The WorldTour, he added, “is where I want to end up.”
Andrew Hawkes, who runs USA Cycling’s European program from Belgium, told VeloNews that for a rider like Craddock, who has been racing abroad for a quarter of his life, being able to handle high-torque Euro racing with humor and flexibility is essential.
In Hawkes’ six years of working for USA Cycling, a key factor he sees distinguishing riders who succeed in Europe is that “they travel well.”
“Some of them want to be there, some of them don’t. It comes down to they want to be in Europe,” he said. “If they are going to be on a World Tour team then they’ve got to be willing to live in Europe from long periods of time.”

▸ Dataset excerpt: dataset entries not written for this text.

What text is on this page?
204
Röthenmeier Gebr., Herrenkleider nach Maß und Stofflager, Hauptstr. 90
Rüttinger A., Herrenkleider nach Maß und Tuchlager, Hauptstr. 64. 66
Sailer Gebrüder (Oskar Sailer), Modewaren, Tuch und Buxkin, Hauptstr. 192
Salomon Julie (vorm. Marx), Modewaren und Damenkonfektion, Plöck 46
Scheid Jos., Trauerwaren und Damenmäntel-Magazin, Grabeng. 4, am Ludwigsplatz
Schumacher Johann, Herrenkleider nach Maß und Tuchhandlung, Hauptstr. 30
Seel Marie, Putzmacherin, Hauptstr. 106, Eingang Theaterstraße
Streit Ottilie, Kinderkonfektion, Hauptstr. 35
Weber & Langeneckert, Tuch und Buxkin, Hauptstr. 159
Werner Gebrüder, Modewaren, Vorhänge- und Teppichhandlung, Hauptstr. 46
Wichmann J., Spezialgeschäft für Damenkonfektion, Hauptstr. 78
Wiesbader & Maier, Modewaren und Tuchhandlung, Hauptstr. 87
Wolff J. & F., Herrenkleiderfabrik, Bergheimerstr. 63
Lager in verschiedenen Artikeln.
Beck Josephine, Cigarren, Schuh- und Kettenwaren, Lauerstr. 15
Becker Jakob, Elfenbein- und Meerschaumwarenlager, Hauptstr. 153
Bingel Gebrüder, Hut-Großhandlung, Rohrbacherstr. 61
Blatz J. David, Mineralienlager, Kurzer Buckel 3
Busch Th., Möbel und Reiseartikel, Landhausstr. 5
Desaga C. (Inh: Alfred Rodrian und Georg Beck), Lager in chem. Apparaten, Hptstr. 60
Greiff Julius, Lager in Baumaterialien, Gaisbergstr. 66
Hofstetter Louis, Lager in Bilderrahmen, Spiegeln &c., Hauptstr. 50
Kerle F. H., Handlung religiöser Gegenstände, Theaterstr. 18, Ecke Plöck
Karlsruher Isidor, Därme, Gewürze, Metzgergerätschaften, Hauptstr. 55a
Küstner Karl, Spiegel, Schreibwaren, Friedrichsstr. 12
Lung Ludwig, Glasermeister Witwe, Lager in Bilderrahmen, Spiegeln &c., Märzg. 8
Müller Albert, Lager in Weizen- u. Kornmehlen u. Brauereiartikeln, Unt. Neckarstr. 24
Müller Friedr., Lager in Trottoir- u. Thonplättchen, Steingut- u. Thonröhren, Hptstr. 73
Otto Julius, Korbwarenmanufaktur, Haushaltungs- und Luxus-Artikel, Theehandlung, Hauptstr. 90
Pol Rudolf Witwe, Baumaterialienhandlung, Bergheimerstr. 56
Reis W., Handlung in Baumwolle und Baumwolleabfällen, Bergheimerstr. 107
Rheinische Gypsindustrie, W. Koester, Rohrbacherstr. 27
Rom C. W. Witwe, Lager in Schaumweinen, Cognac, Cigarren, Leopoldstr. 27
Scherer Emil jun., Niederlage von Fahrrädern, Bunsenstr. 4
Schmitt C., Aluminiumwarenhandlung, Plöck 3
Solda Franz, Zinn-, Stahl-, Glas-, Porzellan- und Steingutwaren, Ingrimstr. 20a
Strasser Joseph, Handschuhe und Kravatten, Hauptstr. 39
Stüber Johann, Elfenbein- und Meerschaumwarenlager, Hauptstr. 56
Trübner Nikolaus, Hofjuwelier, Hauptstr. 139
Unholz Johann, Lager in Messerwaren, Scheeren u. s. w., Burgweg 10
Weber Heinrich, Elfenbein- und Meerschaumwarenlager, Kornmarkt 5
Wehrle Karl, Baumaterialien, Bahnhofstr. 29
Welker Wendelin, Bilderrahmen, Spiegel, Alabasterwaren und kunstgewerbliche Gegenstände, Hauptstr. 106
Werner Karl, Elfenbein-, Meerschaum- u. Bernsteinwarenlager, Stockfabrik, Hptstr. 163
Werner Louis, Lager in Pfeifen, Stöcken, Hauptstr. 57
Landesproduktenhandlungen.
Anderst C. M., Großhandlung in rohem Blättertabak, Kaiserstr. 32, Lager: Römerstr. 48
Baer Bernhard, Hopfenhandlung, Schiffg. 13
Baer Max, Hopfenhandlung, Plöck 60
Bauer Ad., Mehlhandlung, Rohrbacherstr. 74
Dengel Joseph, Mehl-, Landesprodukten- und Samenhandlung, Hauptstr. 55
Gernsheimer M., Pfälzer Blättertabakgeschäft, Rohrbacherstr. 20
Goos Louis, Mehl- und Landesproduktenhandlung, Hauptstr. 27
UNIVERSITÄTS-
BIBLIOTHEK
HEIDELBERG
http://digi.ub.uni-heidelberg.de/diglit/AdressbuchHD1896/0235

Miller said riders like Craddock, who saw early success as junior riders and were then raised in the embrace of USA Cycling’s European program, can develop a certain complacency about making it to the pros. It was a sense of “we are going to turn pro, we just don’t know when or with who,” he said, paraphrasing their attitude of inevitability.
Concerned, in early 2012 Miller had a stern talk with the U23 riders, including Craddock and teammates like Gavin Mannion, telling them that if they intend to make it on a WorldTour team, they had better step up their diligence.
Miller said he “simply put it that nobody was going to give them anything. If they wanted it, then they were going to have to make it happen.”
“I definitely was not the most popular guy for a few weeks, but I think that message resonated with them, and there was a clear change in behavior from the group as a whole,” he added.
The warning seemed to stick. Craddock has been training like a professional, and Miller said fans “should expect big things out of him in the next few months.”
Compared to the days when a 17-year old Greg LeMond showed up in Poland with nothing more than the name of an Eddy Borysewicz acquaintance scrawled on a piece of paper and then endured years under indifferent coaches and thin-roofed, unfurnished flats, Craddock said USA Cycling’s development program has dramatically smoothed the path to the bigs.
“It’s exponentially easier,” Craddock said. “The opportunities that we have now are opportunities that definitely weren’t available to that first generation of American cyclists. It’s night and day.”